It is not easy to keep a clear head amidst the EU's budget debate: How funding will be distributed in the European Union, how much money will still be available, and who will actually benefit from which budgets - all this is a science in itself.
In the discussion on the reorientation of EU finances during the European Council in Brussels at the end of June, the budget must therefore not only be geared to the future, but comprehensive reforms of the EU funding strategy must also be initiated: Europe will be able to act much more purposefully if the billion-euro budget is more clearly prioritised and better managed.
The EU's contribution to a real improvement in the economic and social living conditions of all citizens could grow enormously. The new budget for 2021 to 2027 is estimated at almost 1,280 billion euros.
In recent years, the 28 Member States have independently managed, on average, around 80 percent of the EU budget. More than 200 regional and local authorities are active in these countries to manage and spend this money. The funds flow into thousands of different projects, in more than 30 policy areas, some of which overlap - from agriculture to research projects and sustainable growth.
The following four points are essential for reform:
Firstly, the rather confusing portfolio of different financing structures and instruments should be examined, and a comprehensive inventory made. This is absolutely necessary in the course of concentrating on the EU's core tasks; if only to prevent the simple continuation of what has so far been promoted. So far, the Commission has been too hesitant in this respect, and the immense agricultural subsidies are unlikely to change anything. It is also not enough that in the future there will only be 37 instead of 63 funding programmes.
Secondly, in the future, the EU should focus on challenges that make sense across national borders, such as research and innovation, jobs, digitisation and measures to combat climate change - ergo on those fields in which economies of scale and added value can be expected above and beyond that which is achievable through the individual funding of specific projects.
Thirdly, the following should always apply: Strategic solutions must continue to be developed from Brussels, but in future they should be implemented and monitored more successfully at regional level. This is possible when the EU gives up responsibility in this area. In particular, this can give new impetus to the important cohesion policy, i.e. the promotion of growth and prosperity in the differently developed regions of the EU. Some of the economic differences between regions are still enormous. One example: The gross domestic product per capita in Bulgaria is just 17 percent of that of Germany. This difference in prosperity is greater than that between the strongest and weakest states in the US, Massachusetts and Mississippi.
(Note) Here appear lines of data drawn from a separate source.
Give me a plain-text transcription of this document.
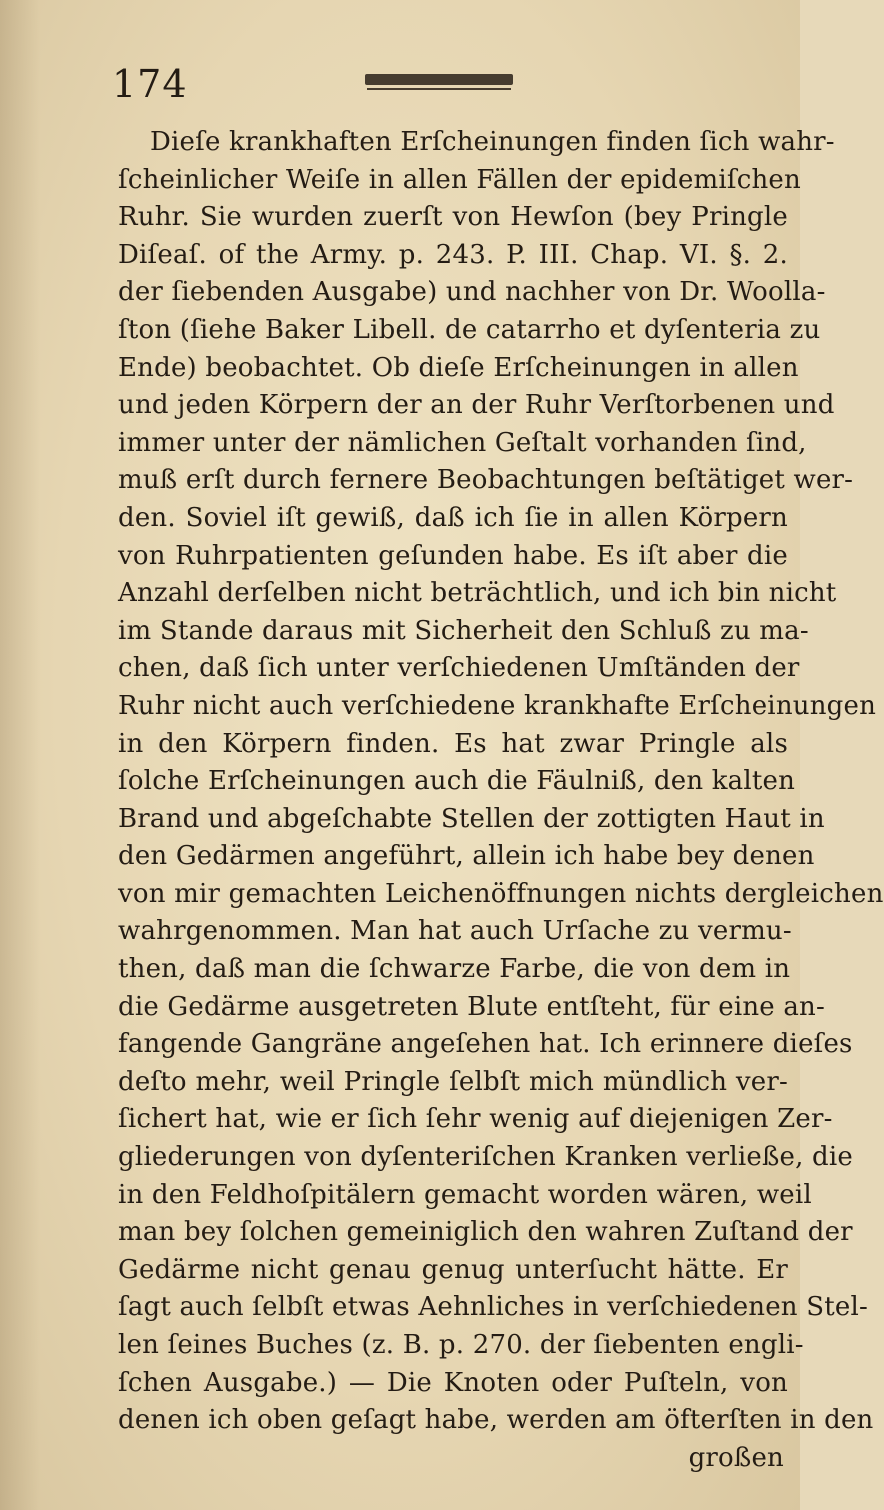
174
Dieſe krankhaften Erſcheinungen finden ſich wahr-
ſcheinlicher Weiſe in allen Fällen der epidemiſchen
Ruhr. Sie wurden zuerſt von Hewſon (bey Pringle
Diſeaſ. of the Army. p. 243. P. III. Chap. VI. §. 2.
der ſiebenden Ausgabe) und nachher von Dr. Woolla-
ſton (ſiehe Baker Libell. de catarrho et dyſenteria zu
Ende) beobachtet. Ob dieſe Erſcheinungen in allen
und jeden Körpern der an der Ruhr Verſtorbenen und
immer unter der nämlichen Geſtalt vorhanden ſind,
muß erſt durch fernere Beobachtungen beſtätiget wer-
den. Soviel iſt gewiß, daß ich ſie in allen Körpern
von Ruhrpatienten geſunden habe. Es iſt aber die
Anzahl derſelben nicht beträchtlich, und ich bin nicht
im Stande daraus mit Sicherheit den Schluß zu ma-
chen, daß ſich unter verſchiedenen Umſtänden der
Ruhr nicht auch verſchiedene krankhafte Erſcheinungen
in den Körpern finden. Es hat zwar Pringle als
ſolche Erſcheinungen auch die Fäulniß, den kalten
Brand und abgeſchabte Stellen der zottigten Haut in
den Gedärmen angeführt, allein ich habe bey denen
von mir gemachten Leichenöffnungen nichts dergleichen
wahrgenommen. Man hat auch Urſache zu vermu-
then, daß man die ſchwarze Farbe, die von dem in
die Gedärme ausgetreten Blute entſteht, für eine an-
fangende Gangräne angeſehen hat. Ich erinnere dieſes
deſto mehr, weil Pringle ſelbſt mich mündlich ver-
ſichert hat, wie er ſich ſehr wenig auf diejenigen Zer-
gliederungen von dyſenteriſchen Kranken verließe, die
in den Feldhoſpitälern gemacht worden wären, weil
man bey ſolchen gemeiniglich den wahren Zuſtand der
Gedärme nicht genau genug unterſucht hätte. Er
ſagt auch ſelbſt etwas Aehnliches in verſchiedenen Stel-
len ſeines Buches (z. B. p. 270. der ſiebenten engli-
ſchen Ausgabe.) — Die Knoten oder Puſteln, von
denen ich oben geſagt habe, werden am öfterſten in den
großen
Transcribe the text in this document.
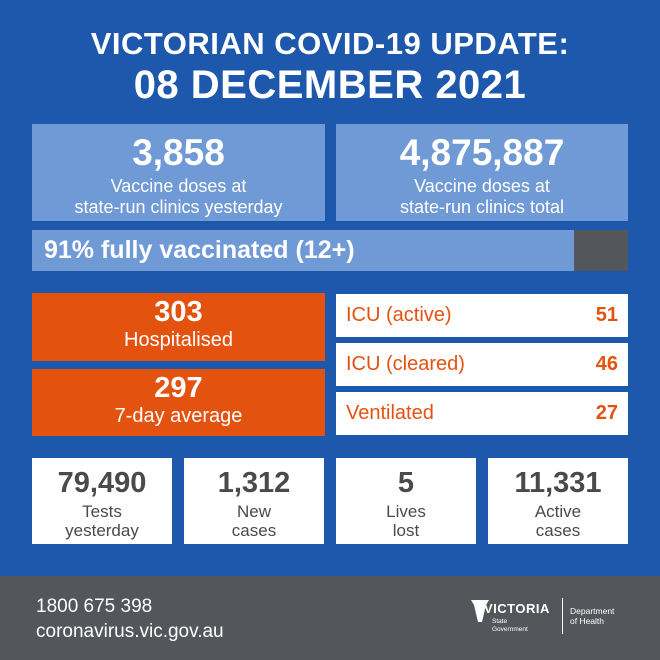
VICTORIAN COVID-19 UPDATE:
08 DECEMBER 2021
3,858
Vaccine doses at
state-run clinics yesterday
4,875,887
Vaccine doses at
state-run clinics total
91% fully vaccinated (12+)
303
Hospitalised
297
7-day average
ICU (active)	51
ICU (cleared)	46
Ventilated	27
79,490
Tests
yesterday
1,312
New
cases
5
Lives
lost
11,331
Active
cases
1800 675 398
coronavirus.vic.gov.au
VICTORIA
State
Government
Department
of Health
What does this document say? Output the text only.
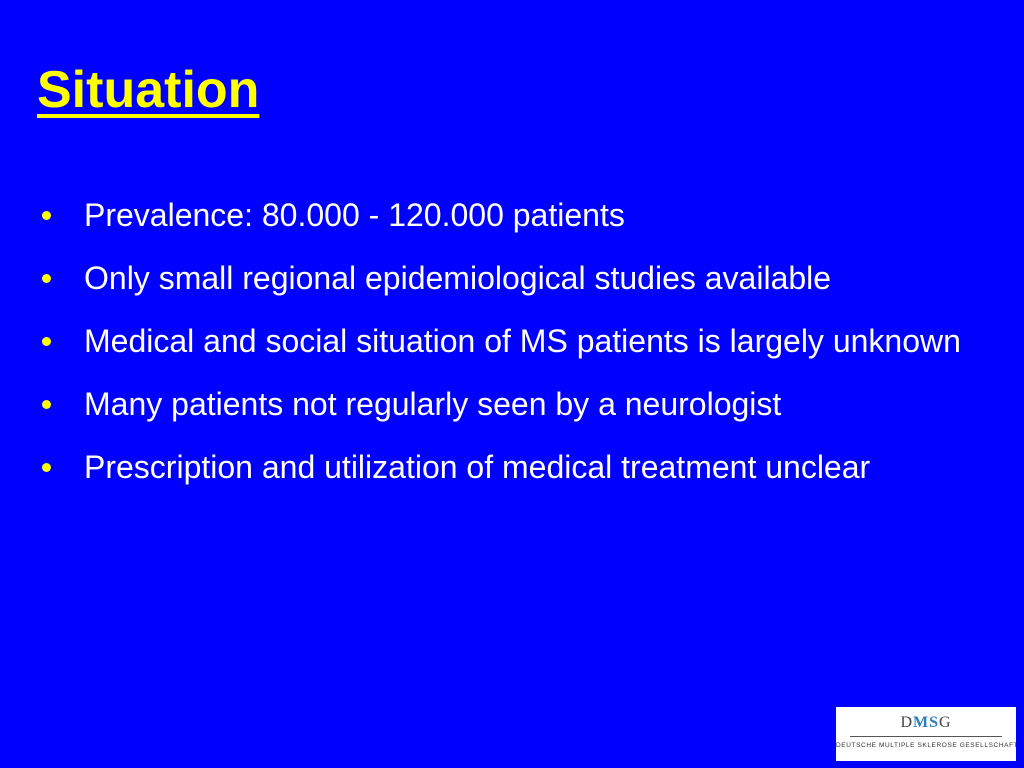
Situation
Prevalence: 80.000 - 120.000 patients
Only small regional epidemiological studies available
Medical and social situation of MS patients is largely unknown
Many patients not regularly seen by a neurologist
Prescription and utilization of medical treatment unclear
DMSG
DEUTSCHE MULTIPLE SKLEROSE GESELLSCHAFT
Fourthly, the bureaucratic hurdles to obtaining EU funding are extremely difficult to get over; they must be lessened. Legislation must be simplified and the high administrative costs for all parties involved must be reduced. Here too, digitisation – using the fields of Big Data and Artificial Intelligence ¬– offers enormous possibilities for streamlining organisation. It is important to speed up the digitisation of the funding processes and thus make them more transparent. Why not take Amazon as a model for once: There, similar products to the ones customers are searching for are suggested to the customer and they can also see what other customers shopping for the same product have bought. If this was applied to the EU funding landscape, small and medium-sized enterprises and organisations in particular could benefit from similarly structured platforms.
Overall, the EU should in future listen even more closely to its ‘users’: Policy innovation can only work if the end consumer is also involved, if possible before a new funding programme is launched. Companies and institutions applying for funding could be more directly involved through the use of online dialogues and more agile adaptations of funding processes and projects, for example. The specific needs of regions, companies and other organisations must be considered earlier and more transparently in the decision-making process.
My vision for a targeted, leaner EU funding policy resembles a travel portal on the Internet: Here I would be able to get a quick informative overview of the different offers with the click of a mouse. At the same time, I could read customer evaluations to see whether they were satisfied with the funding instruments or to learn how the application process works in more detail. Such portals could bring more trust and credibility to the EU as a whole.
If EU citizens, businesses and institutions in the Member States are able to better understand what EU funding policy offers and makes possible in the future, then the ever-increasing distance between institutions can also be reduced, and a feeling of membership and unity created. Thus, the new budget for 2021-2027 also has the chance to become a success.